La commission ne les présente qu’à titre subsidiaire. On y trouve la soumission des véhicules électriques à la taxe poids lourds dite RPLP (peut-être acceptable), la création d’un impôt fédéral sur les gains immobiliers (à rejeter absolument, car il empièterait sur la matière fiscale des Cantons), une imposition accrue des retraits en capital des 2e et 3e piliers (à étudier, car ils sont privilégiés par rapport à l’imposition des rentes). La commission envisage encore de fixer un taux unique de la TVA, à 6,8%, ce qui simplifierait l’impôt et rapporterait 1 milliard.

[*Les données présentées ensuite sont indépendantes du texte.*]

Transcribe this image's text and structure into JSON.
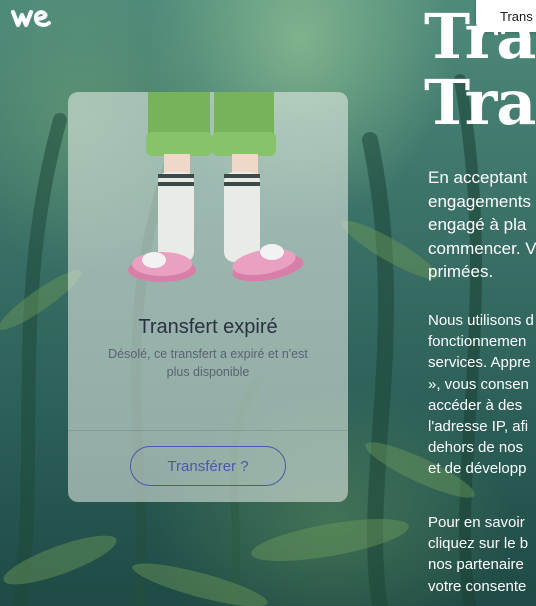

Du point de vue fédéraliste

Quelques propositions d’économies ont un impact sensible sur les Cantons, pour un montant global de 270 millions, donc de quelque 6% du programme complet, ce qui est assez léger. Il s’agit de:

– la révision de la péréquation financière

– la suppression de subventions pour les établissements d’éducation

– la suppression de l’engagement du Corps des garde-frontière pour les tâches de police dans les aéroports

– la suppression de l’aide à l’école de langue française de Berne

– la limitation de certains versements pour la formation professionnelle

– la suppression de l’aide à l’accueil extra-scolaire des enfants, dont on a vu plus haut la justification

– la diminution de diverses subventions, notamment aux transports régionaux et à la protection du paysage.

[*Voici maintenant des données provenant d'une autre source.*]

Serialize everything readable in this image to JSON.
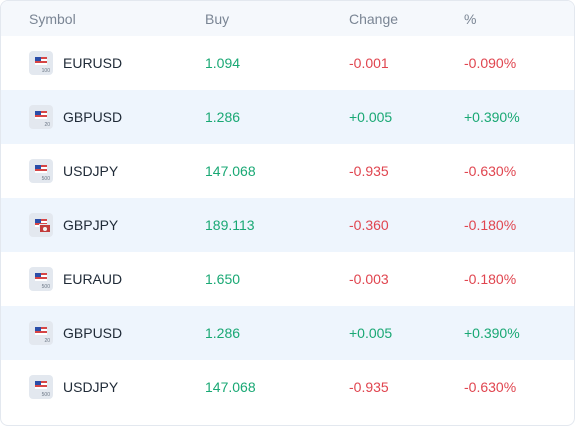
{
  "header": {
    "symbol": "Symbol",
    "buy": "Buy",
    "change": "Change",
    "percent": "%"
  },
  "rows": [
    {
      "symbol": "EURUSD",
      "buy": "1.094",
      "change": "-0.001",
      "percent": "-0.090%",
      "leverage": "100",
      "direction": "down"
    },
    {
      "symbol": "GBPUSD",
      "buy": "1.286",
      "change": "+0.005",
      "percent": "+0.390%",
      "leverage": "20",
      "direction": "up"
    },
    {
      "symbol": "USDJPY",
      "buy": "147.068",
      "change": "-0.935",
      "percent": "-0.630%",
      "leverage": "500",
      "direction": "down"
    },
    {
      "symbol": "GBPJPY",
      "buy": "189.113",
      "change": "-0.360",
      "percent": "-0.180%",
      "leverage": "",
      "direction": "down"
    },
    {
      "symbol": "EURAUD",
      "buy": "1.650",
      "change": "-0.003",
      "percent": "-0.180%",
      "leverage": "500",
      "direction": "down"
    },
    {
      "symbol": "GBPUSD",
      "buy": "1.286",
      "change": "+0.005",
      "percent": "+0.390%",
      "leverage": "20",
      "direction": "up"
    },
    {
      "symbol": "USDJPY",
      "buy": "147.068",
      "change": "-0.935",
      "percent": "-0.630%",
      "leverage": "500",
      "direction": "down"
    }
  ],
  "colors": {
    "buy": "#19a874",
    "up": "#19a874",
    "down": "#e0454f",
    "header_bg": "#f5f8fc",
    "alt_row_bg": "#eef5fd"
  },
  "icons": {
    "instrument_badge": "currency-flag-icon"
  }
}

Le vrai fédéralisme ne consiste pas pour les Cantons à mendier des sous auprès de la Confédération, mais à assumer eux-mêmes les tâches qui leur incombent et qu’ils sont en mesure de traiter. C’est le cas pour la quasi-totalité des mesures envisagées.

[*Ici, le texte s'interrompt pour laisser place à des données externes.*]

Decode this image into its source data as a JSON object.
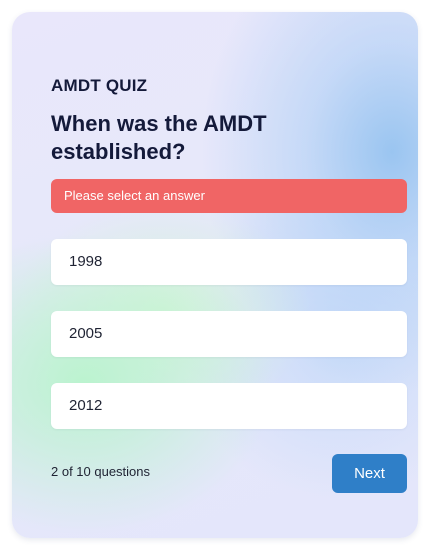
{
  "quiz": {
    "label": "AMDT QUIZ",
    "question": "When was the AMDT established?",
    "error_message": "Please select an answer",
    "options": [
      {
        "label": "1998"
      },
      {
        "label": "2005"
      },
      {
        "label": "2012"
      }
    ],
    "progress_text": "2 of 10 questions",
    "next_label": "Next"
  },
  "colors": {
    "error": "#f06565",
    "primary_button": "#2f7fc8",
    "text": "#141a3a"
  }
}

Du point de vue des forces politiques

Si bien balancé que soit le rapport, il provoquera l’opposition d’une partie de la gauche, qui ne songe qu’à distribuer, et de plusieurs bénéficiaires des dépenses fédérales. Il faut donc trouver un appui solide chez les gens sérieux. Au Conseil fédéral, deux UDC et deux PLR (si M. Cassis ne fait pas le malin) devraient entraîner le collège. Au parlement, c’est plus difficile. L’UDC et le PLR ne forment une majorité dans aucune des Chambres. Le Centre pourrait louvoyer, selon son habitude. Déjà son président, M. Gerhard Pfister, a livré une interview en caoutchouc mou, où il parvient à dire tout et son contraire. Il s’agira de rallier à la bonne cause les plus sûrs des centristes, peut-être en maintenant quelques subventions intéressant les cantons de montagne et en acceptant deux mesures fiscales (RPLP des véhicules électriques et renforcement de la taxation des retraits en capital). Il conviendra aussi de convaincre les Verts libéraux, peut-être par une concession sur les subventions à l’assainissement des constructions. Mais à quelques retouches près, l’essentiel du projet devrait être sauvegardé, pour le bien de nos finances et la sécurité de l’avenir.